Senate Republicans, he said, have never stopped focusing on governing. They’ve been holding hearings around the state on economic development and job growth. They are ready to come back to Albany in October to sign into the law all the agreements on capital spending, campaign finance, and property tax rebates for lower-income elderly New Yorkers that were struck months ago in “antebellum” Albany. They are priming for a battle next year over preserving increases in property tax cuts that Mr. Spitzer had promised as a candidate for governor.
He sees the state party returning to its low-tax, less-government regulation, freedom of expression roots. “The party of Lincoln. I see us going back to that,” he said.
Still, Mr. Bruno said, Albany would be more productive if a different man occupied the governor’s mansion. He imagines what life would be like if Mr. Cuomo were governor. “We would get a lot of stuff done,” he said.
Mr. Bruno, a moderate Republican who says the governor “is so far up there on the liberal left … starting with gay marriage,” bestows bountiful praise on the politically ambitious Democratic attorney general.

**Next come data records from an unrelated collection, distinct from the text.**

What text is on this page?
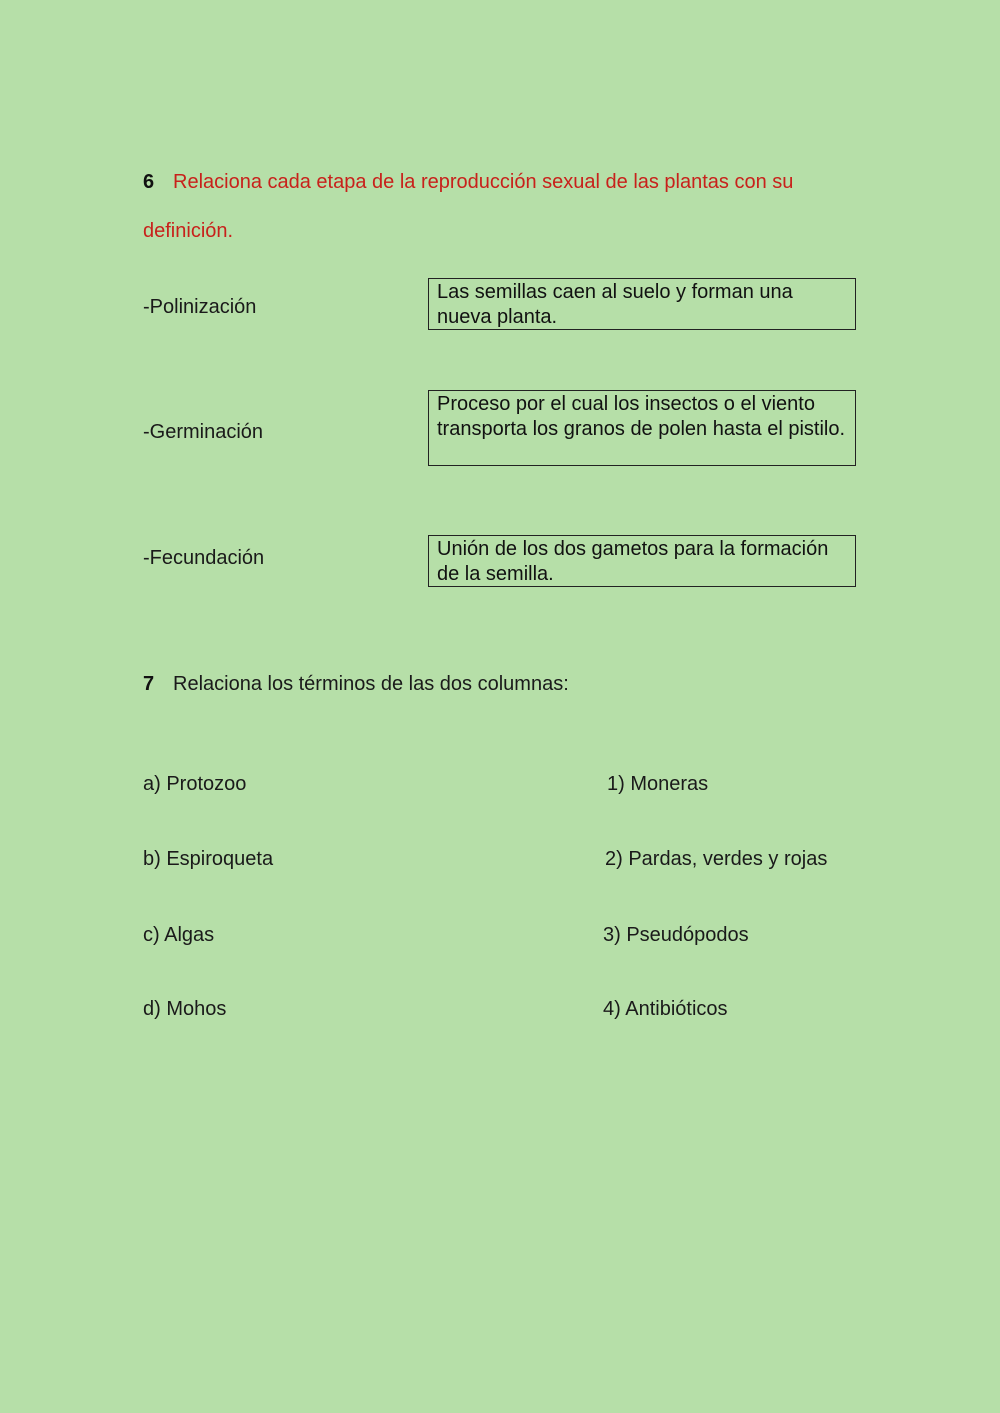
6 Relaciona cada etapa de la reproducción sexual de las plantas con su
definición.
-Polinización
-Germinación
-Fecundación
Las semillas caen al suelo y forman una nueva planta.
Proceso por el cual los insectos o el viento transporta los granos de polen hasta el pistilo.
Unión de los dos gametos para la formación de la semilla.
7 Relaciona los términos de las dos columnas:
a) Protozoo
b) Espiroqueta
c) Algas
d) Mohos
1) Moneras
2) Pardas, verdes y rojas
3) Pseudópodos
4) Antibióticos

“He has been fair and diligent and doing a really good job on a lot of fronts,” he said. “I think he has showed a lot of insight, doing the student loans, where there were real abuses, what he’s doing with Medicaid fraud already.
“The previous AG in eight years didn’t scratch the surface on any of it,” he said, referring to Mr. Spitzer. “And Andrew has weighed in, and is going to get some serious results. So I think he’s doing well in terms of governing on behalf of the people and being representative as an advocate on behalf of the people,” he said.
So what about 2010? Does Mr. Bruno, who said he suspected that Mr. Bloomberg might seek the governorship, foresee a match-up between Messrs. Spitzer and Cuomo?
Mr. Cuomo’s “got a lot of charm, and very personable, very bright, extremely articulate, he’s a pretty good package,” Mr. Bruno said. “If I had to guess, someone like Andrew who is positioned where he is at this stage of his life at his age and background and experience, he’ll be a candidate.”